Фаст безразлично пожал плечами. Лицо его ничего не выражало, но по блеску черных глаз центурион догадывался, что советник внутренне напряжен. Вероятно, он предчувствовал, что этот их отдых — лишь небольшая пауза между предыдущими и будущими сражениями. А значит, скоро могло снова произойти неведомое, сопровождаемое земным гулом и гибелью неба, внезапным перемещением центурии в неведомые края…
Факельщики тем временем уже разделились на группы и разошлись по дворам. Возле колодца, раздевшись, воины поливали друг друга из ведер, и двое из них гоготали до того зычно, что поглядывающие в их сторону невольно улыбались. В иной ситуации центурион пресек бы этот шум, но сейчас делал вид, будто ничего не происходит. Справились со своим делом факельщики отлично. Центурион и сам бы сейчас не ответил, почему здание из труб и колонн пробудило в нем такую ненависть. Мерзкий ли запах, выжимающий из людей кашель, был тому причиной или сероватый, покрывший липким слоем чуть ли не на всю округу налет? Как бы то ни было, от здания веяло зловещим, необъяснимо опасным, и он поступил так, как подсказывало ему чутье солдата.

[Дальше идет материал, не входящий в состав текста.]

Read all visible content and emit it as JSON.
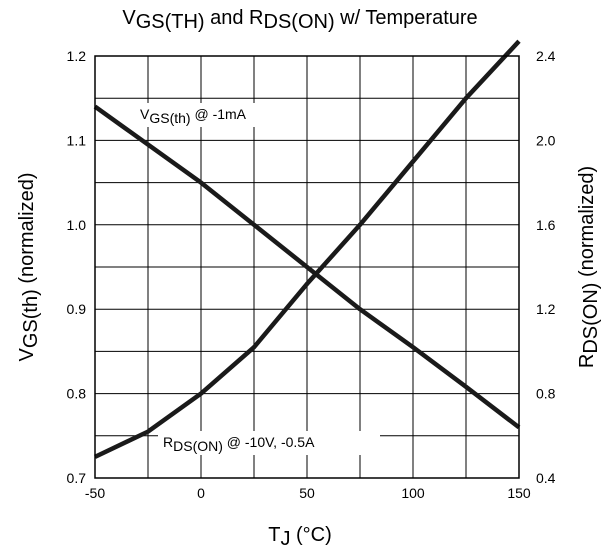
{
  "chart_data": {
    "type": "line",
    "title": {
      "parts": [
        {
          "text": "V",
          "style": "base"
        },
        {
          "text": "GS(TH)",
          "style": "sub"
        },
        {
          "text": " and R",
          "style": "base"
        },
        {
          "text": "DS(ON)",
          "style": "sub"
        },
        {
          "text": " w/ Temperature",
          "style": "base"
        }
      ]
    },
    "xlabel": {
      "parts": [
        {
          "text": "T",
          "style": "base"
        },
        {
          "text": "J",
          "style": "sub"
        },
        {
          "text": " (°C)",
          "style": "base"
        }
      ]
    },
    "ylabel_left": {
      "parts": [
        {
          "text": "V",
          "style": "base"
        },
        {
          "text": "GS(th)",
          "style": "sub"
        },
        {
          "text": " (normalized)",
          "style": "base"
        }
      ]
    },
    "ylabel_right": {
      "parts": [
        {
          "text": "R",
          "style": "base"
        },
        {
          "text": "DS(ON)",
          "style": "sub"
        },
        {
          "text": " (normalized)",
          "style": "base"
        }
      ]
    },
    "xlim": [
      -50,
      150
    ],
    "ylim_left": [
      0.7,
      1.2
    ],
    "ylim_right": [
      0.4,
      2.4
    ],
    "x_ticks": [
      -50,
      0,
      50,
      100,
      150
    ],
    "y_left_ticks": [
      "0.7",
      "0.8",
      "0.9",
      "1.0",
      "1.1",
      "1.2"
    ],
    "y_right_ticks": [
      "0.4",
      "0.8",
      "1.2",
      "1.6",
      "2.0",
      "2.4"
    ],
    "grid": true,
    "series": [
      {
        "name": "VGS(th) @ -1mA",
        "axis": "left",
        "label_parts": [
          {
            "text": "V",
            "style": "base"
          },
          {
            "text": "GS(th)",
            "style": "sub"
          },
          {
            "text": " @ -1mA",
            "style": "base"
          }
        ],
        "x": [
          -50,
          -25,
          0,
          25,
          50,
          75,
          100,
          125,
          150
        ],
        "y": [
          1.14,
          1.095,
          1.05,
          1.0,
          0.95,
          0.9,
          0.855,
          0.808,
          0.76
        ]
      },
      {
        "name": "RDS(ON) @ -10V, -0.5A",
        "axis": "right",
        "label_parts": [
          {
            "text": "R",
            "style": "base"
          },
          {
            "text": "DS(ON)",
            "style": "sub"
          },
          {
            "text": " @ -10V, -0.5A",
            "style": "base"
          }
        ],
        "x": [
          -50,
          -25,
          0,
          25,
          50,
          75,
          100,
          125,
          150
        ],
        "y": [
          0.5,
          0.62,
          0.8,
          1.02,
          1.32,
          1.6,
          1.9,
          2.2,
          2.47
        ]
      }
    ]
  }
}
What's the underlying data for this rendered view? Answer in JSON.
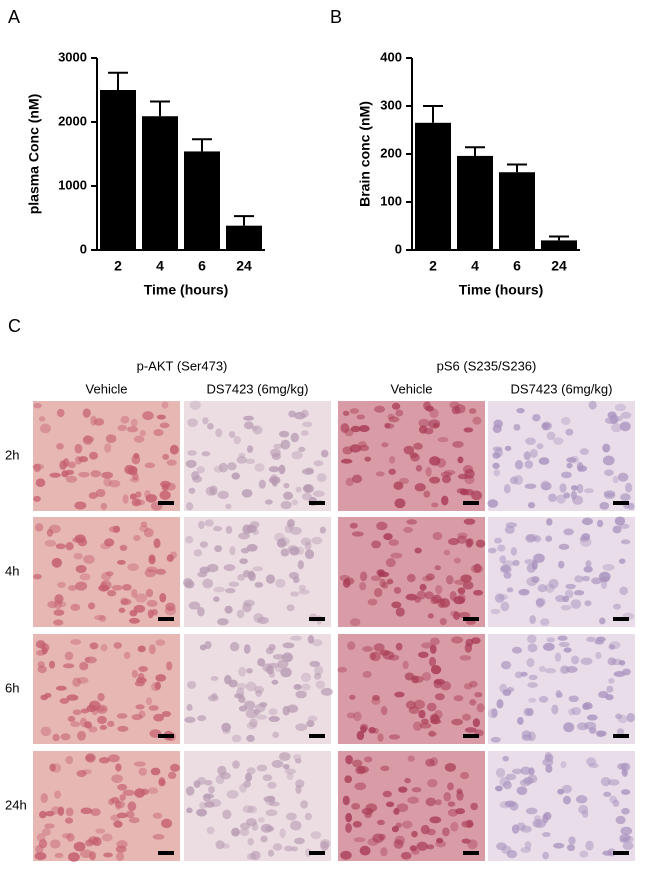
{
  "chart_data": [
    {
      "type": "bar",
      "panel": "A",
      "xlabel": "Time (hours)",
      "ylabel": "plasma Conc (nM)",
      "categories": [
        "2",
        "4",
        "6",
        "24"
      ],
      "values": [
        2500,
        2090,
        1540,
        380
      ],
      "errors": [
        270,
        230,
        190,
        150
      ],
      "color": "#000000",
      "ylim": [
        0,
        3000
      ],
      "yticks": [
        0,
        1000,
        2000,
        3000
      ]
    },
    {
      "type": "bar",
      "panel": "B",
      "xlabel": "Time (hours)",
      "ylabel": "Brain conc (nM)",
      "categories": [
        "2",
        "4",
        "6",
        "24"
      ],
      "values": [
        265,
        196,
        162,
        20
      ],
      "errors": [
        35,
        18,
        16,
        8
      ],
      "color": "#000000",
      "ylim": [
        0,
        400
      ],
      "yticks": [
        0,
        100,
        200,
        300,
        400
      ]
    }
  ],
  "panel_c": {
    "label": "C",
    "groups": [
      "p-AKT (Ser473)",
      "pS6 (S235/S236)"
    ],
    "columns": [
      "Vehicle",
      "DS7423 (6mg/kg)",
      "Vehicle",
      "DS7423 (6mg/kg)"
    ],
    "rows": [
      "2h",
      "4h",
      "6h",
      "24h"
    ]
  }
}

Строение продолжало гореть, серые краски его обугливались, и через мешанину огня и дыма оно все более представало в ином, может быть, в своем истинном обличии. Черный скелетообразный остов смотрел безглазыми провалами окон, и оттуда, из этих провалов змеиными языками вытягивались розовые огненные жгуты. Одна из колонн скрежещуще накренилась и, вздымая искристые облака, начала падать. Мутное небо над пожарищем припорошилось золотистой пылью. Центурион удовлетворенно погладил золоченый пояс, провел рукой по богато украшенным ножнам.